Field v. Rookhuizen
This text of 286 F. App'x 530 (Field v. Rookhuizen) is published on Counsel Stack Legal Research, covering Court of Appeals for the Ninth Circuit primary law. Counsel Stack provides free access to over 12 million legal documents including statutes, case law, regulations, and constitutions.
Opinion
MEMORANDUM
Norman James Field appeals pro se from the district court’s order dismissing his action alleging violations of the Fair Housing Act, 42 U.S.C. § 3601 et seq., as amended by the Fair Housing Amendments Act of 1988 (“FHA”). We have jurisdiction under 28 U.S.C. § 1291. We review de novo, Huftile v. Miccio-Fonseca, 410 F.3d 1136, 1138 (9th Cir.2005), and we affirm.
The district court properly dismissed Field’s claim that his landlord failed to provide reasonable accommodations under the FHA because Field failed to allege [531]*531facts that rise to the level of a FHA violation. See 42 U.S.C. § 3604(f)(2)(A), (3)(B); DuBois v. Ass’n of Apartment Owners of 2987 Kalakaua, 453 F.3d 1175, 1179 (9th Cir.2006) (listing elements to establish a claim for reasonable accommodations), cert. denied,-U.S.-, 127 S.Ct. 1267, 167 L.Ed.2d 92 (2007).

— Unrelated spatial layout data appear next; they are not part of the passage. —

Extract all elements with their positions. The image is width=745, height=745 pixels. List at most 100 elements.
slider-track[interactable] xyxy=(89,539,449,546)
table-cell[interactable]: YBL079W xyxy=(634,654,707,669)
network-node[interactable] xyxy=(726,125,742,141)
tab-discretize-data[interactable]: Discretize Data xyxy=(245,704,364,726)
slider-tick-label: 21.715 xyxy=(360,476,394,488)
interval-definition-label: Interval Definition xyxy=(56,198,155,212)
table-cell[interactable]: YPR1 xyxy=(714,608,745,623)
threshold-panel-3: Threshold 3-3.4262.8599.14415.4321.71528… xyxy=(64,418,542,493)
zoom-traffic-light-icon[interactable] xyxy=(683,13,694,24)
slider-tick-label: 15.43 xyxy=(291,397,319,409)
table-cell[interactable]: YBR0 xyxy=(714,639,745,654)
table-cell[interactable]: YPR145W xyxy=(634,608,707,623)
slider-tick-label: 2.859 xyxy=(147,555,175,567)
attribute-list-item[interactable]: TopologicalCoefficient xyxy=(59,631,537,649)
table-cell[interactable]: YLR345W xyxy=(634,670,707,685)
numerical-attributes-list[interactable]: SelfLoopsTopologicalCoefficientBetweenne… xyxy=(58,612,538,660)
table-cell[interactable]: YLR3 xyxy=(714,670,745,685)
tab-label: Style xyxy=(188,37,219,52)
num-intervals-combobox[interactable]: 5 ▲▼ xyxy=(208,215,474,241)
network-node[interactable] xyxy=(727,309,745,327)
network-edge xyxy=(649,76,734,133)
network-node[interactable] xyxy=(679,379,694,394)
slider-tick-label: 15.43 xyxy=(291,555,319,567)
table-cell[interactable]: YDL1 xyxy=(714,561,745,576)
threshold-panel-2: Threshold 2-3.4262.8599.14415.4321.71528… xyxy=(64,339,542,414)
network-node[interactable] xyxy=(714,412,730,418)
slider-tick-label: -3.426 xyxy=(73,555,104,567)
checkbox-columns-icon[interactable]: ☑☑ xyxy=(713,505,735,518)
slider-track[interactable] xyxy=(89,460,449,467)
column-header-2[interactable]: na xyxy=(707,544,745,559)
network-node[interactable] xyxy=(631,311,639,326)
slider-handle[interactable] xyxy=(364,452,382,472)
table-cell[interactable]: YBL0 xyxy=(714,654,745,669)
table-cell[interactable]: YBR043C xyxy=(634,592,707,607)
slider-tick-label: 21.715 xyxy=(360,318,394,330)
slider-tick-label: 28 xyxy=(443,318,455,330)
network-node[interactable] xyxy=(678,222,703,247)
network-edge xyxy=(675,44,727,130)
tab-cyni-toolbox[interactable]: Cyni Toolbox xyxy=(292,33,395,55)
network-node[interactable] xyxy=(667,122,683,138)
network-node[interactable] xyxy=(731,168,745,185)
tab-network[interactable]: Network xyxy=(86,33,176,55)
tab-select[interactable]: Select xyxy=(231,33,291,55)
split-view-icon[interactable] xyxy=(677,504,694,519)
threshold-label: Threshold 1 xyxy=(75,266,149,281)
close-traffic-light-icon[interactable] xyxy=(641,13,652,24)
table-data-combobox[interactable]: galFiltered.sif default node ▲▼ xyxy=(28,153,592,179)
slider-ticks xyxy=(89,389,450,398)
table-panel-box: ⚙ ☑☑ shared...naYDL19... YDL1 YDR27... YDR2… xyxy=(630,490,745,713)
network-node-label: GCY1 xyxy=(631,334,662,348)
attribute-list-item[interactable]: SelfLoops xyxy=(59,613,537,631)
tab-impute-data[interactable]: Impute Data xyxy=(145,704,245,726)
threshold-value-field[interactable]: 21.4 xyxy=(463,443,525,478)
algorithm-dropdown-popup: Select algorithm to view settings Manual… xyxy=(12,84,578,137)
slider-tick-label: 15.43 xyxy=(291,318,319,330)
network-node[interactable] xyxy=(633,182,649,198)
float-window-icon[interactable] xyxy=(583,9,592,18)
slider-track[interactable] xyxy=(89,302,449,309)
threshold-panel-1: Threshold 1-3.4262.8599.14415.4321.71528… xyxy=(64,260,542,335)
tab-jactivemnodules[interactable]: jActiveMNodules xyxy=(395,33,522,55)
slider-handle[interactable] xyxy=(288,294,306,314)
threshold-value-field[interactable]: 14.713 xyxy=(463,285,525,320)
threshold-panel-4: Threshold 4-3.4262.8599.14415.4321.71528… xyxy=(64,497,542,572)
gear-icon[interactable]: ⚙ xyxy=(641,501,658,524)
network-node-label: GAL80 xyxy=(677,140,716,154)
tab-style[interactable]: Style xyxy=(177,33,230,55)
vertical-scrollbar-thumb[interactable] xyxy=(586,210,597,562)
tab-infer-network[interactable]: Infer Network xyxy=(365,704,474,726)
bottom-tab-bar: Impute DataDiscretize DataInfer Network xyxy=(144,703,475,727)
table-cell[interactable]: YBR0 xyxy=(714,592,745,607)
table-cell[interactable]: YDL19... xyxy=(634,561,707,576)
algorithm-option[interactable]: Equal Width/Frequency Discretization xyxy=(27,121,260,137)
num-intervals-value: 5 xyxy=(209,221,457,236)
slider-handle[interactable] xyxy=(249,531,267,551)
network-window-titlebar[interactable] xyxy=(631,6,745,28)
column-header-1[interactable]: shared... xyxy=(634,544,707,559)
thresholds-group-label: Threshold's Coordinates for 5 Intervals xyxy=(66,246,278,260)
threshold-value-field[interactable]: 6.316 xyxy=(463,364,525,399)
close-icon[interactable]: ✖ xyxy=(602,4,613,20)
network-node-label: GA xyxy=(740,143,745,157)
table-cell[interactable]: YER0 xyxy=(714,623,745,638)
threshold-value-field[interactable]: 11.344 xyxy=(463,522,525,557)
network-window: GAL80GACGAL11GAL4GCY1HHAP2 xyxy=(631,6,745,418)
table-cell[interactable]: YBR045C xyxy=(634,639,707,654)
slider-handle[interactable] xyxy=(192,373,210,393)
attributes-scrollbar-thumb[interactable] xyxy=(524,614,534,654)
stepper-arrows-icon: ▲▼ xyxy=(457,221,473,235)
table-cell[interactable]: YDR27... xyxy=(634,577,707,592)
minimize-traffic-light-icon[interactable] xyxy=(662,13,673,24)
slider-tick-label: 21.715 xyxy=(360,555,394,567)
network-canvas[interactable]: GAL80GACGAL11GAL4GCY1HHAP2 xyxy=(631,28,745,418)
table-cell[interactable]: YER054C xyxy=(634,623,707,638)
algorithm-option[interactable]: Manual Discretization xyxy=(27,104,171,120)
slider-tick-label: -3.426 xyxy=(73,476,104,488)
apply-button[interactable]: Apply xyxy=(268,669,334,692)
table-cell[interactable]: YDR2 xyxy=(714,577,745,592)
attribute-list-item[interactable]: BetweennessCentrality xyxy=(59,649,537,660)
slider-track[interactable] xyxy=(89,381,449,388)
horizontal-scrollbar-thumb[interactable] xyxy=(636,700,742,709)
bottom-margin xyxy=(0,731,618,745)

The district court properly dismissed Field’s claim for retaliation under the FHA because he did not allege an adverse action or an injury in fact. See 42 U.S.C. § 3617; Walker v. City of Lakewood, 272 F.3d 1114, 1123, 1128-30 (9th Cir.2001) (setting forth requirement for injury in fact and the elements to establish a retaliation claim).
Field’s remaining contentions are unpersuasive.
AFFIRMED.
This disposition is not appropriate for publication and is not precedent except as provided by 9th Cir. R. 36-3.